Plus le temps de tergiverser face à la hauteur de la marche : le plan bâti par la présidente Ursula von der Leyen, qui en fait sa priorité, et Frans Timmermans, son monsieur Green Deal , est marqué par la volonté de verdir, structurellement, toute l'économie du continent.  « Nous devons passer à un nouveau modèle […], tout le monde devra contribuer », martèle Ursula von der Leyen, pour qui « l'Europe est prête à ouvrir la voie ». « Il n'y a plus de temps à perdre, nous nous heurtons aux limites de la planète », abonde Frans Timmermans. 

Un marché du carbone renforcé et élargi

Leur ambition se traduit par une large refonte du marché du carbone européen (ETS) établi en 2005. Bruxelles veut durcir cet ETS, en baissant le plafond des quotas d'émissions et en renforçant leur coût, et surtout l'élargir à des secteurs jusqu'ici épargnés, comme le maritime et l'aviation. « C'est historique. Le prix du CO2 va monter mécaniquement à un niveau ayant un impact majeur sur les modèles économiques des industries », analyse Pascal Canfin , président (Renew, libéraux) de la commission Environnement du Parlement européen. Un second marché carbone serait introduit pour le transport routier et le bâtiment, des secteurs où la Commission estime que des progrès importants et rapides sont possibles, et surtout indispensables.

L'Europe veut enfin se doter d'un « mécanisme d'ajustement carbone aux frontières » (MCAF) destiné à renchérir le coût des importations depuis des Etats tiers moins regardants sur les normes environnementales. L'idée est de préserver la compétitivité des acteurs continentaux et de pousser les concurrents internationaux à verdir leur propre production.

Refonte fiscale

Pour accélérer la transition, Bruxelles pose aussi sur la table une refonte de la fiscalité de l'énergie, devant à terme rendre les énergies renouvelables plus attractives que les fossiles. Différentes normes environnementales seront durcies, à commencer par celles des émissions des automobiles. Le projet présenté aboutirait à la fin des ventes de moteurs Diesel ou essence dès 2035, un calendrier qui fait déjà tiquer des Etats, dont la France, qui vise plutôt 2040 dans sa récente loi climat.

Tous ces textes doivent à présent être examinés, d'ici à 2023 en théorie, par le Conseil, où siègent les Etats, et le Parlement européen. Les débats y seront particulièrement tendus et complexes. Sans surprise, les lobbys de l'industrie sont déjà à l'oeuvre. La fin des actuels quotas gratuits d'émission qui accompagnera la création du MCAF fait bondir la sidérurgie, l'aviation s'inquiète de la création annoncée d'une taxe kérosène pour les vols intra-UE et l'automobile juge qu'on lui en demande trop et trop vite. 

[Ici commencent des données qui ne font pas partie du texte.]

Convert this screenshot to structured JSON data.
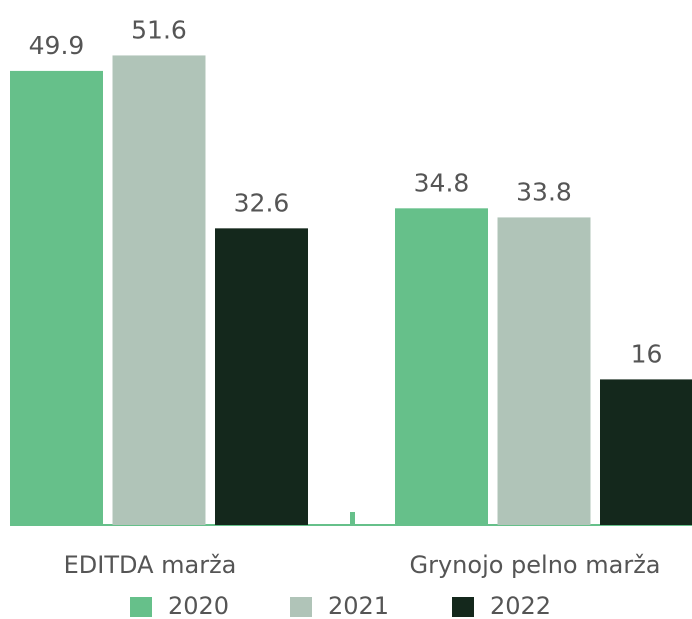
{
  "chart_data": {
    "type": "bar",
    "categories": [
      "EDITDA marža",
      "Grynojo pelno marža"
    ],
    "series": [
      {
        "name": "2020",
        "color": "#66c08a",
        "values": [
          49.9,
          34.8
        ]
      },
      {
        "name": "2021",
        "color": "#b0c4b8",
        "values": [
          51.6,
          33.8
        ]
      },
      {
        "name": "2022",
        "color": "#14281c",
        "values": [
          32.6,
          16
        ]
      }
    ],
    "ylim": [
      0,
      55
    ],
    "legend": "bottom"
  }
}
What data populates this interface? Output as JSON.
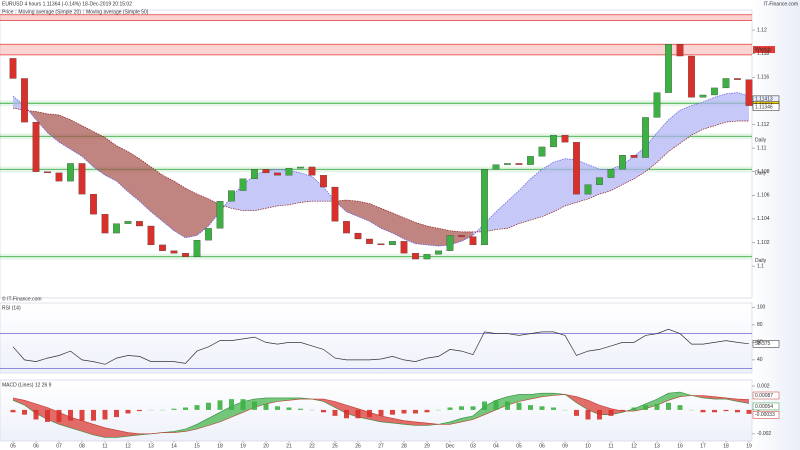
{
  "header": {
    "brand": "IT-Finance.com",
    "copyright": "© IT-Finance.com"
  },
  "chart_data": [
    {
      "type": "candlestick",
      "title": "EURUSD  4 hours  1.11364 (-0.14%)  18-Dec-2019 20:15:02",
      "categories": [
        "05",
        null,
        "06",
        null,
        "07",
        null,
        "08",
        null,
        "11",
        null,
        "12",
        null,
        "13",
        null,
        "14",
        null,
        "15",
        null,
        "18",
        null,
        "19",
        null,
        "20",
        null,
        "21",
        null,
        "22",
        null,
        "25",
        null,
        "26",
        null,
        "27",
        null,
        "28",
        null,
        "29",
        null,
        "Dec",
        null,
        "03",
        null,
        "04",
        null,
        "05",
        null,
        "06",
        null,
        "09",
        null,
        "10",
        null,
        "11",
        null,
        "12",
        null,
        "13",
        null,
        "16",
        null,
        "17",
        null,
        "18",
        null,
        "19"
      ],
      "ylim": [
        1.0973,
        1.1217
      ],
      "yticks": [
        1.12,
        1.118,
        1.116,
        1.112,
        1.11,
        1.108,
        1.106,
        1.104,
        1.102,
        1.1
      ],
      "up_color": "#3cb043",
      "down_color": "#d9302b",
      "cloud_colors": [
        "#aeb0f3",
        "#a5504b"
      ],
      "series": [
        {
          "name": "Price",
          "open": [
            1.1176,
            1.1159,
            1.1122,
            1.108,
            1.1079,
            1.1072,
            1.1087,
            1.1061,
            1.1044,
            1.1028,
            1.1036,
            1.1038,
            1.1034,
            1.1018,
            1.1013,
            1.1011,
            1.1008,
            1.1022,
            1.1032,
            1.1055,
            1.1064,
            1.1074,
            1.1082,
            1.1079,
            1.1077,
            1.1083,
            1.1084,
            1.1077,
            1.1067,
            1.1038,
            1.1028,
            1.1023,
            1.1019,
            1.1018,
            1.1021,
            1.1011,
            1.1006,
            1.101,
            1.1013,
            1.1026,
            1.1025,
            1.1018,
            1.1082,
            1.1086,
            1.1087,
            1.1086,
            1.1093,
            1.1101,
            1.1111,
            1.1105,
            1.1061,
            1.1069,
            1.1075,
            1.1082,
            1.1094,
            1.1092,
            1.1126,
            1.1147,
            1.1188,
            1.1178,
            1.1143,
            1.1145,
            1.1151,
            1.1159,
            1.1158
          ],
          "close": [
            1.1159,
            1.1122,
            1.108,
            1.1079,
            1.1072,
            1.1087,
            1.1061,
            1.1044,
            1.1028,
            1.1036,
            1.1038,
            1.1034,
            1.1018,
            1.1013,
            1.1011,
            1.1008,
            1.1022,
            1.1032,
            1.1055,
            1.1064,
            1.1074,
            1.1082,
            1.1079,
            1.1077,
            1.1083,
            1.1084,
            1.1077,
            1.1067,
            1.1038,
            1.1028,
            1.1023,
            1.1019,
            1.1018,
            1.1021,
            1.1011,
            1.1006,
            1.101,
            1.1013,
            1.1026,
            1.1025,
            1.1018,
            1.1082,
            1.1086,
            1.1087,
            1.1086,
            1.1093,
            1.1101,
            1.1111,
            1.1105,
            1.1061,
            1.1069,
            1.1075,
            1.1082,
            1.1094,
            1.1092,
            1.1126,
            1.1147,
            1.1188,
            1.1178,
            1.1143,
            1.1145,
            1.1151,
            1.1159,
            1.1158,
            1.1136
          ]
        },
        {
          "name": "Moving average (Simple 20)",
          "color": "#5b5bea",
          "values": [
            1.1144,
            1.1136,
            1.1124,
            1.1113,
            1.1105,
            1.1099,
            1.1093,
            1.1084,
            1.1077,
            1.1072,
            1.1063,
            1.1055,
            1.1046,
            1.1038,
            1.103,
            1.1024,
            1.1026,
            1.1034,
            1.1046,
            1.1059,
            1.1069,
            1.1077,
            1.1081,
            1.1082,
            1.1081,
            1.1079,
            1.1076,
            1.1067,
            1.1055,
            1.1046,
            1.1042,
            1.1038,
            1.1032,
            1.1028,
            1.1023,
            1.1019,
            1.1018,
            1.1017,
            1.1018,
            1.1021,
            1.1026,
            1.1036,
            1.1046,
            1.1055,
            1.1064,
            1.1074,
            1.1082,
            1.1088,
            1.1091,
            1.109,
            1.1086,
            1.1082,
            1.1082,
            1.1086,
            1.1093,
            1.1101,
            1.1113,
            1.1124,
            1.1132,
            1.1136,
            1.1139,
            1.1143,
            1.1146,
            1.1147,
            1.1144
          ]
        },
        {
          "name": "Moving average (Simple 50)",
          "color": "#8b1a1a",
          "values": [
            1.1134,
            1.1132,
            1.1131,
            1.1129,
            1.1128,
            1.1124,
            1.1119,
            1.1114,
            1.1109,
            1.1102,
            1.1097,
            1.1091,
            1.1084,
            1.1077,
            1.1072,
            1.1066,
            1.1061,
            1.1057,
            1.1052,
            1.1049,
            1.1047,
            1.1047,
            1.1049,
            1.1051,
            1.1052,
            1.1054,
            1.1055,
            1.1055,
            1.1055,
            1.1056,
            1.1055,
            1.1053,
            1.1049,
            1.1045,
            1.1041,
            1.1037,
            1.1034,
            1.1032,
            1.103,
            1.1029,
            1.1029,
            1.1029,
            1.1031,
            1.1032,
            1.1036,
            1.1039,
            1.1042,
            1.1046,
            1.1051,
            1.1054,
            1.1057,
            1.1061,
            1.1064,
            1.1069,
            1.1074,
            1.108,
            1.1088,
            1.1097,
            1.1104,
            1.1111,
            1.1116,
            1.1119,
            1.1122,
            1.1123,
            1.1123
          ]
        }
      ],
      "zones": [
        {
          "low": 1.1208,
          "high": 1.1213,
          "color": "#e53935"
        },
        {
          "low": 1.1179,
          "high": 1.1188,
          "color": "#e53935",
          "label": "Weekly"
        }
      ],
      "levels": [
        {
          "value": 1.1138,
          "color": "#3cb043",
          "label": "Daily"
        },
        {
          "value": 1.111,
          "color": "#3cb043",
          "label": "Daily"
        },
        {
          "value": 1.1082,
          "color": "#3cb043",
          "label": "Daily"
        },
        {
          "value": 1.1008,
          "color": "#3cb043",
          "label": "Daily"
        }
      ],
      "markers": [
        {
          "value": 1.11413,
          "color": "#e8ecfb"
        },
        {
          "value": 1.11364,
          "color": "#f5d000"
        },
        {
          "value": 1.11346,
          "color": "#ffffff"
        }
      ]
    },
    {
      "type": "line",
      "title": "RSI (14)",
      "ylim": [
        25,
        105
      ],
      "yticks": [
        40,
        60,
        80,
        100
      ],
      "levels": [
        70,
        30
      ],
      "level_color": "#6b6bd0",
      "series": [
        {
          "color": "#333333",
          "values": [
            55,
            40,
            38,
            42,
            45,
            50,
            40,
            38,
            35,
            42,
            45,
            44,
            38,
            38,
            38,
            36,
            50,
            55,
            62,
            62,
            64,
            66,
            60,
            58,
            60,
            60,
            56,
            52,
            42,
            40,
            40,
            40,
            41,
            44,
            40,
            38,
            42,
            44,
            52,
            50,
            46,
            72,
            70,
            70,
            68,
            70,
            72,
            72,
            68,
            45,
            50,
            52,
            56,
            60,
            60,
            68,
            70,
            75,
            70,
            58,
            58,
            60,
            62,
            60,
            58.375
          ]
        }
      ]
    },
    {
      "type": "macd",
      "title": "MACD (Lines) 12 26 9",
      "ylim": [
        -0.0026,
        0.0025
      ],
      "yticks": [
        0.002,
        0,
        -0.002
      ],
      "up_color": "#3cb043",
      "down_color": "#d9302b",
      "series": [
        {
          "color": "#2f8f3a",
          "values": [
            0.0008,
            0.0004,
            -0.0003,
            -0.0008,
            -0.0012,
            -0.0015,
            -0.0018,
            -0.0021,
            -0.0023,
            -0.0023,
            -0.0022,
            -0.0021,
            -0.002,
            -0.0019,
            -0.0018,
            -0.0016,
            -0.0012,
            -0.0007,
            -0.0002,
            0.0003,
            0.0007,
            0.0009,
            0.001,
            0.001,
            0.001,
            0.001,
            0.0009,
            0.0007,
            0.0002,
            -0.0003,
            -0.0006,
            -0.0008,
            -0.001,
            -0.0011,
            -0.0012,
            -0.0013,
            -0.0013,
            -0.0012,
            -0.001,
            -0.0007,
            -0.0005,
            0.0003,
            0.0008,
            0.0011,
            0.0013,
            0.0013,
            0.0014,
            0.0014,
            0.0013,
            0.0006,
            0,
            -0.0004,
            -0.0004,
            -0.0002,
            0.0001,
            0.0005,
            0.0009,
            0.0014,
            0.0015,
            0.0012,
            0.001,
            0.0009,
            0.0009,
            0.0007,
            0.00054
          ]
        },
        {
          "color": "#c0392b",
          "values": [
            0.001,
            0.0008,
            0.0005,
            0.0002,
            -0.0002,
            -0.0006,
            -0.0009,
            -0.0012,
            -0.0015,
            -0.0017,
            -0.0019,
            -0.002,
            -0.002,
            -0.0019,
            -0.0019,
            -0.0018,
            -0.0016,
            -0.0013,
            -0.001,
            -0.0006,
            -0.0002,
            0.0002,
            0.0005,
            0.0007,
            0.0008,
            0.0009,
            0.0009,
            0.0009,
            0.0007,
            0.0004,
            0.0001,
            -0.0002,
            -0.0005,
            -0.0007,
            -0.0009,
            -0.001,
            -0.0011,
            -0.0012,
            -0.0012,
            -0.001,
            -0.0008,
            -0.0004,
            0,
            0.0004,
            0.0007,
            0.0009,
            0.0011,
            0.0012,
            0.0013,
            0.0011,
            0.0008,
            0.0004,
            0.0001,
            -0.0001,
            -0.0001,
            0.0001,
            0.0004,
            0.0008,
            0.0011,
            0.0012,
            0.0012,
            0.0011,
            0.001,
            0.0009,
            0.00087
          ]
        },
        {
          "color": "#d9302b",
          "values": [
            -0.0002,
            -0.0004,
            -0.0008,
            -0.001,
            -0.001,
            -0.0009,
            -0.0009,
            -0.0009,
            -0.0008,
            -0.0006,
            -0.0003,
            -0.0001,
            0,
            0,
            0.0001,
            0.0002,
            0.0004,
            0.0006,
            0.0008,
            0.0009,
            0.0009,
            0.0007,
            0.0005,
            0.0003,
            0.0002,
            0.0001,
            0,
            -0.0002,
            -0.0005,
            -0.0007,
            -0.0007,
            -0.0006,
            -0.0005,
            -0.0004,
            -0.0003,
            -0.0003,
            -0.0002,
            0,
            0.0002,
            0.0003,
            0.0003,
            0.0007,
            0.0008,
            0.0007,
            0.0006,
            0.0004,
            0.0003,
            0.0002,
            0,
            -0.0005,
            -0.0008,
            -0.0008,
            -0.0005,
            -0.0001,
            0.0002,
            0.0004,
            0.0005,
            0.0006,
            0.0004,
            0,
            -0.0002,
            -0.0002,
            -0.0001,
            -0.0002,
            -0.00033
          ]
        }
      ]
    }
  ]
}
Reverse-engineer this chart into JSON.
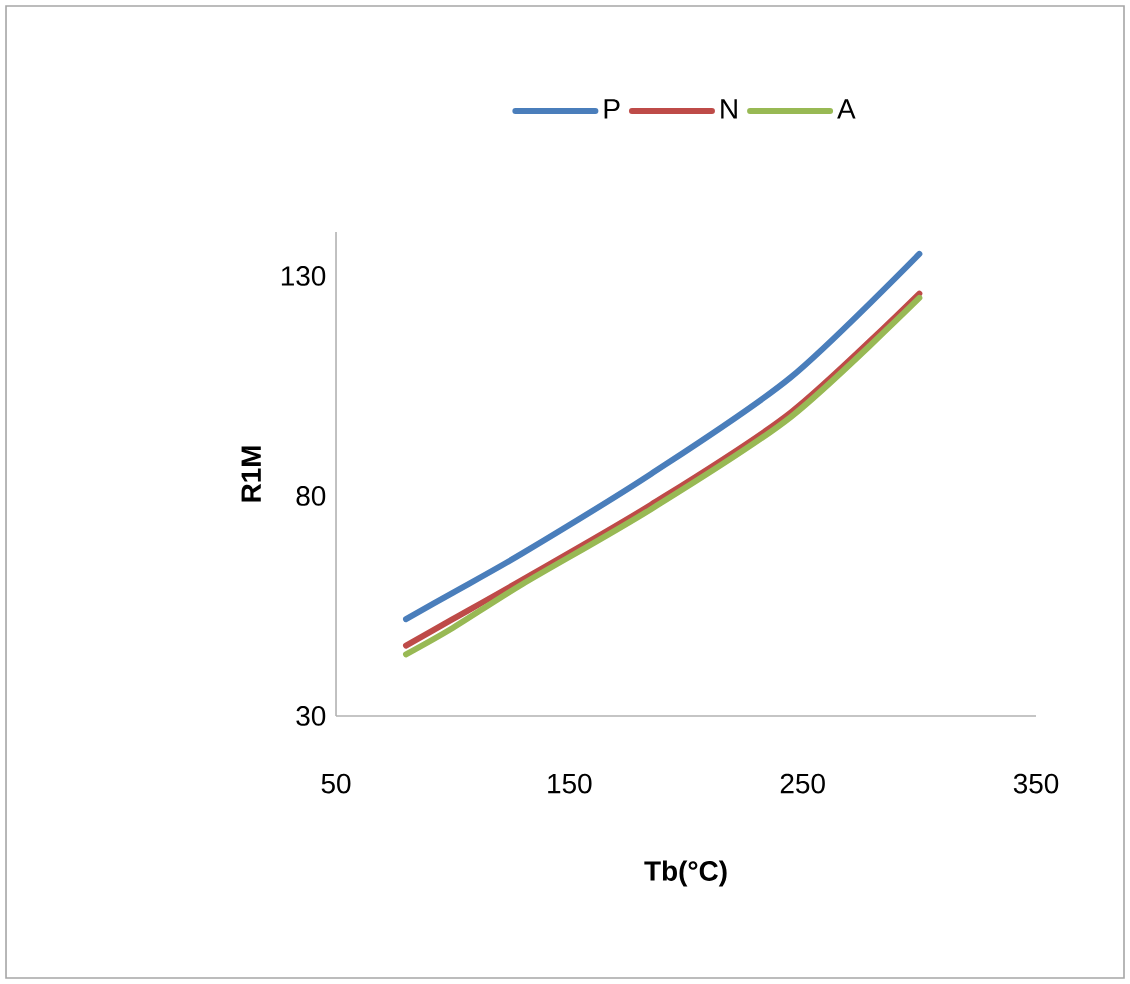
{
  "chart_data": {
    "type": "line",
    "xlabel": "Tb(°C)",
    "ylabel": "R1M",
    "xlim": [
      50,
      350
    ],
    "ylim": [
      30,
      140
    ],
    "xticks": [
      50,
      150,
      250,
      350
    ],
    "yticks": [
      30,
      80,
      130
    ],
    "legend": "top",
    "grid": false,
    "line_style": "solid",
    "series": [
      {
        "name": "P",
        "color": "#4a7ebb",
        "x": [
          80,
          100,
          130,
          185,
          245,
          300
        ],
        "values": [
          52,
          58,
          67,
          85,
          107,
          135
        ]
      },
      {
        "name": "N",
        "color": "#be4b48",
        "x": [
          80,
          100,
          130,
          185,
          245,
          300
        ],
        "values": [
          46,
          52,
          61,
          78,
          99,
          126
        ]
      },
      {
        "name": "A",
        "color": "#98b954",
        "x": [
          80,
          100,
          130,
          185,
          245,
          300
        ],
        "values": [
          44,
          50,
          60,
          77,
          98,
          125
        ]
      }
    ]
  }
}
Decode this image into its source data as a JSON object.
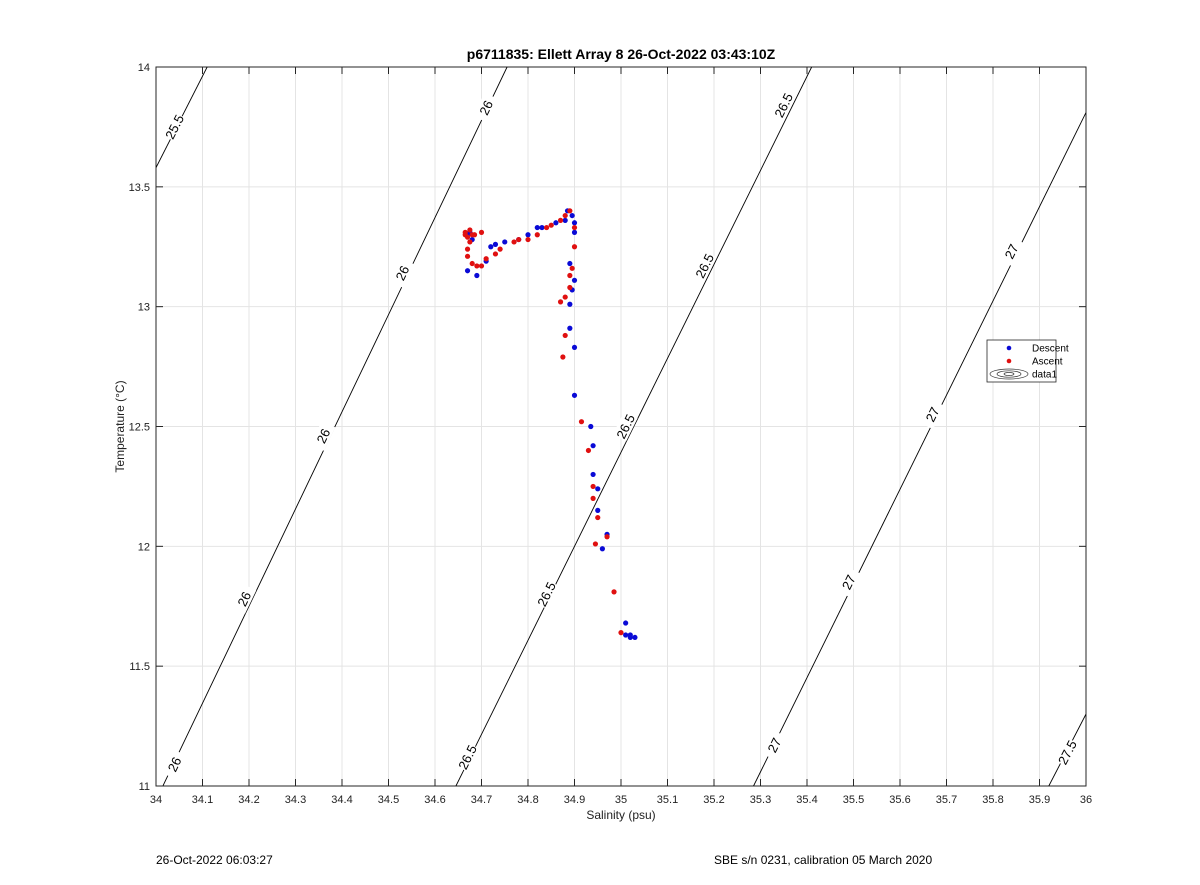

« Gilets jaunes » et bonnets rouges

Les points les plus chauds du texte résident toutefois dans les mesures prévues sur les carburants, le routier et le bâtiment. Nombre d'ONG, d'Etats et d'eurodéputés craignent l'impact social d'une forte hausse des coûts, de l'essence ou du fioul domestique notamment, qui se répercuterait sur les ménages.

« C'est un risque de 'gilets jaunes' et bonnets rouges cumulés ! » alerte Pascal Canfin, observant que les plus vulnérables, locataires de logements mal isolés ou en milieu rural, seraient les plus pénalisés. « Un coût politique très élevé pour un gain climatique très faible », prédit en écho Thomas Pellerin-Carlin, de l'Institut Jacques Delors.

Classes moyennes

En réponse aux inquiétudes, la Commission propose de créer un « fonds social pour le climat » destiné à soutenir les ménages les plus modestes et les PME. « La Commission doit prouver que son plan mène à une transition équitable et solidaire. C'est l'objectif de ce fonds […] Si nous échouons à convaincre, la résistance sera massive », explique Frans Timmermans. Ce fonds serait doté de 72 milliards d'euros pour 2025-2032 et financé en prélevant aux Etats membres 25 % des recettes du nouveau marché carbone. « La Commission oublie que ce sont les classes moyennes qui en feront les frais », déplore l'eurodéputée Agnès Evren (PPE/LR), qui craint « un matraquage fiscal ».

L'Europe sera aussi mise au défi de faire passer auprès de ses partenaires internationaux la pilule de la création d'une forme de taxe carbone aux frontières, que certains apparentent à du protectionnisme déguisé. Le mécanisme a les faveurs de Paris mais l'Allemagne et les pays du Nord appellent à la prudence face aux risques de mesures de rétorsion. Le dispositif, sur lequel planchent les juristes de la Commission, devra aussi être compatible avec les règles de l'Organisation mondiale du commerce (OMC), un vrai défi. Pour verdir son économie, l'Europe risque d'en voir de toutes les couleurs.